Acetaminophen (APAP) and pyridoxal phosphate (PLP) protect the heart against sepsis by regulating inflammation-related pathways and amino acid metabolism pathways, respectively. (A) The workflow of cell experiments. (B,C) Cell viability (B) and lactate dehydrogenase (LDH) activity (C) of H9c2 cells following vehicle, conditioned medium (CM), and APAP treatment (n = 6). (D) Heatmap of normalized expression of genes involved in apoptosis (Bax), cardiac injury (Nppa), and inflammation (Tnfα, Il-1b, Il-6, and Nfkb2) (n = 6). (E) The highlighted subnetwork shows the inferred mechanism-of-action for APAP’s protective effect in septic cardiomyopathy (SCM). (F) Gene expression levels of key targets of APAP in the treatment of SCM (n = 6), CM vs. control: **** p < 0.0001, APAP vs.

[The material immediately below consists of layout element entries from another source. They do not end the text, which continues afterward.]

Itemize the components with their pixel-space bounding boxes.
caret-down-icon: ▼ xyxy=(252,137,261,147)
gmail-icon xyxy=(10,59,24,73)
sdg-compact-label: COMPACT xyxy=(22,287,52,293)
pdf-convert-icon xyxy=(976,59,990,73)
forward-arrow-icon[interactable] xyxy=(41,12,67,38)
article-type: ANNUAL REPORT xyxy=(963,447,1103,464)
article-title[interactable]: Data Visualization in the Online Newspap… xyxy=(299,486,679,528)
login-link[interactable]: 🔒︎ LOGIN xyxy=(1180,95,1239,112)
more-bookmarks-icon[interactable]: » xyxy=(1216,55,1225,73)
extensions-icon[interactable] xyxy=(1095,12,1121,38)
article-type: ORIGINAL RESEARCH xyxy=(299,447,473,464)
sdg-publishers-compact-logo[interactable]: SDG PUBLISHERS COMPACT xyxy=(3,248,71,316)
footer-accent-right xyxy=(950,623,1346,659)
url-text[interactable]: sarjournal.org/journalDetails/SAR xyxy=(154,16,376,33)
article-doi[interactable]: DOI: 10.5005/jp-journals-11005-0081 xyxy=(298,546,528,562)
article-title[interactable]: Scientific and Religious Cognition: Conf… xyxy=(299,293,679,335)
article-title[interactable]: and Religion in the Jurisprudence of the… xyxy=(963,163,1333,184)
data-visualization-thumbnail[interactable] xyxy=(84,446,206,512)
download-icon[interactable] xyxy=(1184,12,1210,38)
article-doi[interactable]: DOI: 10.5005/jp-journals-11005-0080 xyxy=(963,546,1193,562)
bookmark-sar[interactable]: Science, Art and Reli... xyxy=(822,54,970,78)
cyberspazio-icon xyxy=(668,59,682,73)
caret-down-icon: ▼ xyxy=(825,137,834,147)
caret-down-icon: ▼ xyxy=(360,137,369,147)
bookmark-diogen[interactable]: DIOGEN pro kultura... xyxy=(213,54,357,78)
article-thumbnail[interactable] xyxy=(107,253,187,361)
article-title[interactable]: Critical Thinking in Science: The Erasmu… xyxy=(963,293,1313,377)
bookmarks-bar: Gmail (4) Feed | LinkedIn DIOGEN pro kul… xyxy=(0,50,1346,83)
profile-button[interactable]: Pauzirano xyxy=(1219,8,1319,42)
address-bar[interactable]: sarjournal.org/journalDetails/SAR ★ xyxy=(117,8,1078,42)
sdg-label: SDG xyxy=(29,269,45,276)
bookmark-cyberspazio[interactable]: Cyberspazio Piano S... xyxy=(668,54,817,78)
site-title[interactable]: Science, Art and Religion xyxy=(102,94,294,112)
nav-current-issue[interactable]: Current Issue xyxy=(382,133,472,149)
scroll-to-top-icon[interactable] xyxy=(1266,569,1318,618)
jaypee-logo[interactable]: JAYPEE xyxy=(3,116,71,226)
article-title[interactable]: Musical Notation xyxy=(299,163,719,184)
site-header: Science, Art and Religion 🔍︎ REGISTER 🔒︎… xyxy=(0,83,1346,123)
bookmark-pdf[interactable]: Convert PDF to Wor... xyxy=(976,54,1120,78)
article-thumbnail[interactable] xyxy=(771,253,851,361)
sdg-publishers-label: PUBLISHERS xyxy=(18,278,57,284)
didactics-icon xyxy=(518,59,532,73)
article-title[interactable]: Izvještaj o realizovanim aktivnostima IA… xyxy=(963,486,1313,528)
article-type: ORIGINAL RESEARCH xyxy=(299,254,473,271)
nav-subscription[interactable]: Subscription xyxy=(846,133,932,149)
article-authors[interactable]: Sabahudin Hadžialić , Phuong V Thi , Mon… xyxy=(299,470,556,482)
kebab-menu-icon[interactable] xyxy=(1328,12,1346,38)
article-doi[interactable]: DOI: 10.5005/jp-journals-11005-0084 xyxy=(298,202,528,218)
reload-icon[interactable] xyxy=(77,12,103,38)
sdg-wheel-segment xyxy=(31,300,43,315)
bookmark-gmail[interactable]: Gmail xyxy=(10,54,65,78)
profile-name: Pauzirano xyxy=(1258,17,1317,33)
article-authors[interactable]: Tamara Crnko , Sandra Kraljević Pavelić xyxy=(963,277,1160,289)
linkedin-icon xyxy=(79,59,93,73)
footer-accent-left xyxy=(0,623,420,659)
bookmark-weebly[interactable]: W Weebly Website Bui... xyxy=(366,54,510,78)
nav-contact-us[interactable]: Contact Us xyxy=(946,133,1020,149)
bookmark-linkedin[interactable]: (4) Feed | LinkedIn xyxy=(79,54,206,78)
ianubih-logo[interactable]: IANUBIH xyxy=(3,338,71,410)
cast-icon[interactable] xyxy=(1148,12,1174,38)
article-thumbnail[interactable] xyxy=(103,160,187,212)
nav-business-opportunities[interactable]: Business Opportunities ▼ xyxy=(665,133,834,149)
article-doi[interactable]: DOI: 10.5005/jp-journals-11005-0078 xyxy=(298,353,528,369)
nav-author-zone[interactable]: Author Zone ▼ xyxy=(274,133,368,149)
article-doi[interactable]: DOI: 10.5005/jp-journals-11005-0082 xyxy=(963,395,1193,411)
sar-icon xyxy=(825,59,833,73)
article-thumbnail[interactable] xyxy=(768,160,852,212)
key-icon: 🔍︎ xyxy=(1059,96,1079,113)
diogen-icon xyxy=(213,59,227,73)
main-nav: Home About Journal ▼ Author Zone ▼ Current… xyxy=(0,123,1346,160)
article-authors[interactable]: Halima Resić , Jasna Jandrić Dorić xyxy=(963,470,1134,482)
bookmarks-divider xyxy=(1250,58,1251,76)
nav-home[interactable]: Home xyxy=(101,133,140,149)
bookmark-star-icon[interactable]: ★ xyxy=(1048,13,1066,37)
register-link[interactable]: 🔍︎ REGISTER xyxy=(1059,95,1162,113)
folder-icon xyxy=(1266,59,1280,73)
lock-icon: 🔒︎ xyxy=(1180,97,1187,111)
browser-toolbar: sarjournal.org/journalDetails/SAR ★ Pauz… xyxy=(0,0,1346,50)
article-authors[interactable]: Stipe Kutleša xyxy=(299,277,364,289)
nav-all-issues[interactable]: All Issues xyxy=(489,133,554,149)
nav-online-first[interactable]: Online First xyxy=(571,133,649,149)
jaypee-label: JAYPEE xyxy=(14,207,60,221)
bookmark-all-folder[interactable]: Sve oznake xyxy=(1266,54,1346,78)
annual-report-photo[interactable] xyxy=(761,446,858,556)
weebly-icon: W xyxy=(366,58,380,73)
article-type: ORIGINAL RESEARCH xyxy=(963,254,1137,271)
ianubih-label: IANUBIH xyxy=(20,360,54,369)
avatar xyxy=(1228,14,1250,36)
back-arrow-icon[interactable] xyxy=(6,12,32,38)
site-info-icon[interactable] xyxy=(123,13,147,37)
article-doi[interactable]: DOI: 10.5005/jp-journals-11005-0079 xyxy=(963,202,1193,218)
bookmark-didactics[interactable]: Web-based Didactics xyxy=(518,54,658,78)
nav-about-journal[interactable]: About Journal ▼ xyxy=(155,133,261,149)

CM: ^#### p < 0.0001. (G,H) Cell viability (G) and cytotoxicity LDH activity (H) of H9c2 cells following vehicle, CM, and PLP treatment (n = 6). (I) Principal component analysis (PCA) scatter plot based on the expression of genes involved in apoptosis (Bax), cardiac injury (Nppa), and inflammation (Tnfα, Il-1b, Il-6, and Nfkb2) (n = 6). (J) Joint pathway analysis of PLP–SCM interaction network nodes. (K) Normalized concentrations of 18 amino acids in H9c2 (n = 3). One-way ANOVA, ** p < 0.01, *** p < 0.001, **** p < 0.0001.